Thursday, March 1, 2018

Superpositions of conscious states

Consider this thesis:

  1. Reality is never in a superposition of two states that differ with respect to what, if anything, observers are conscious of.

This is one of the motivators for collapse interpretations of quantum mechanics. Now, suppose that S is an observable that describes some facet of conscious experience. Then according to (1), reality is always in some eigenstate of S.

Suppose that at the beginning t0 of some interval I of times, reality is in eigenstate ψ0. Now, suppose that collapse does not occur during I. By continuity considerations, then, over I reality cannot evolve to a state orthogonal to ψ0 without passing through a state that is a superposition of ψ0 and something else. In other words, over a collapse-free interval of time, the conscious experience that is described by S cannot change if (1) is true.

What if collapse happens? That doesn’t seem to help. There are two plausible options. Either collapses are temporally discrete or temporally dense. If they are temporally dense, then by the quantum Zeno effect with probability one we have no change with respect to S. If they are temporally discrete, then suppose that t1 is the first time after t0 at which collapse causes the system to enter a state ψ1 orthogonal to ψ0. But for collapse to be able to do that, the state would have had to have assigned some weight to ψ1 prior to the collapse, while yet assigning some weight to ψ0, and that would violate (1).

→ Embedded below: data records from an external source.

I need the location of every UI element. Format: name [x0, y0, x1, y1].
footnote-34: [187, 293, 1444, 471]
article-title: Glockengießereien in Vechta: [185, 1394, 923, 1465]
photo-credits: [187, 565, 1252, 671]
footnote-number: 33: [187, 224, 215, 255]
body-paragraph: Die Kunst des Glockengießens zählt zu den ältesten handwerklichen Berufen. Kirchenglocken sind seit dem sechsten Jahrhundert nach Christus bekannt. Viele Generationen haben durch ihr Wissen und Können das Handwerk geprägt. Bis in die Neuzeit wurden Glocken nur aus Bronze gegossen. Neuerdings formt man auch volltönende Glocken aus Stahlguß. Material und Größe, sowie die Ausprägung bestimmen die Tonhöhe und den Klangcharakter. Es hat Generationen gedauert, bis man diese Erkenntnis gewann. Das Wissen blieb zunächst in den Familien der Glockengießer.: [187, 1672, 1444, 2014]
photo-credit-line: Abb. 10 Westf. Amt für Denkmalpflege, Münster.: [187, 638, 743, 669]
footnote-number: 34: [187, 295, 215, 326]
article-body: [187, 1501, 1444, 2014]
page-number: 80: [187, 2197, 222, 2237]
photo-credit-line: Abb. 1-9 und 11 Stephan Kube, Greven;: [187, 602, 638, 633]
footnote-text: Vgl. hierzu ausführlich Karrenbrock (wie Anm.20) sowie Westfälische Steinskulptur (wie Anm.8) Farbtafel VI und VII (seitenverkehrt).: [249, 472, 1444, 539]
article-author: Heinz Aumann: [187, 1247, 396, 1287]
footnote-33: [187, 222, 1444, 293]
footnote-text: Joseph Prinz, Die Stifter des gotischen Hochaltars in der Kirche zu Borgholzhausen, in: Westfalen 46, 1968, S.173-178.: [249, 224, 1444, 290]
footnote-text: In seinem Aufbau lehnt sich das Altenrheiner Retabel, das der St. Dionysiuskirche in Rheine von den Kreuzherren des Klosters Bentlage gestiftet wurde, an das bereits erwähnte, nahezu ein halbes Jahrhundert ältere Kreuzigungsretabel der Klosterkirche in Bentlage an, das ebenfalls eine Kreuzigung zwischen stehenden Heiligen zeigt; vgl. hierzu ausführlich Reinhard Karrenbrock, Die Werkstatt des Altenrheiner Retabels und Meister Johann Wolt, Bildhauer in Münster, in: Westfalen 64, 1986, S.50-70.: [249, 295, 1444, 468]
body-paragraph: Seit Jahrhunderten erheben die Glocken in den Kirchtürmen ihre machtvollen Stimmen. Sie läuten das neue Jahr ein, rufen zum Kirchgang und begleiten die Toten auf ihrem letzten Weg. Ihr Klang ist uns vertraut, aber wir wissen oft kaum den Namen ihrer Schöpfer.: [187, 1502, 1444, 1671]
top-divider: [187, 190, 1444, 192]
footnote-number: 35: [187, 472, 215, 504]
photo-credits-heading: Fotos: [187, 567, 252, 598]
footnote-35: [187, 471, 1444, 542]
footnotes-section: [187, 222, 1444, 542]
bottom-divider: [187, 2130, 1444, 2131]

(There might also be some messy story where there are some temporally dense and some temporally isolated collapse. I haven’t figured out exactly what to say about that, other than that it is in danger of being ad hoc.)

So, whether collapse happens or not, it seems that (1) implies that there is no change with respect to conscious experience. But clearly the universe changes with respect to conscious experience. So, it seems we need to reject (1). And this rejection seems to force us into some kind of weird many-worlds interpretation on which we have superpositions of incompatible experiences.

There are, however, at least two places where this argument can be attacked.

First, the thesis that conscious experience is described by observables understood (implicitly) as Hermitian operators can be questioned. Instead, one might think that conscious states correspond to subsets of the Hilbert space, subsets that may not even be linear subspaces.

Second, one might say that (1) is false, but nothing weird happens. We get weirdness from the denial of (1) if we think that a superposition of, say, seeing a square and seeing a circle is some weird state that has a seeing-a-square aspect and a seeing-a-circle aspect (this is weird in different ways depending on whether you take a multiverse interpretation). But we need not think that. We need not think that if a quantum state ψ1 corresponds to an experience E1 and a state ψ2 corresponds to an experience E2, then ψ = a1ψ1 + a2ψ2 corresponds to some weird mix of E1 and E2. Perhaps the correspondence between physical and mental states in this case goes like this:

  1. when |a1| ≫ |a2|, the state ψ still gives rise to E1

  2. when |a1| ≪ |a2|, the state ψ gives rise to E2

  3. when a1 and a2 are similar in magnitude, the state ψ gives rise to no conscious experience at all (or gives rise to some other experience, perhaps one related to E1 and E2, or perhaps one that is entirely unrelated).

After all, we know very little about which conscious states are correlated with which physical states. So, it could be that there is always a definite conscious state in the universe. I suppose, though, that this approach also ends up denying that we should think of conscious states as corresponding in the most natural way to the eigenvectors of a Hermitian operator.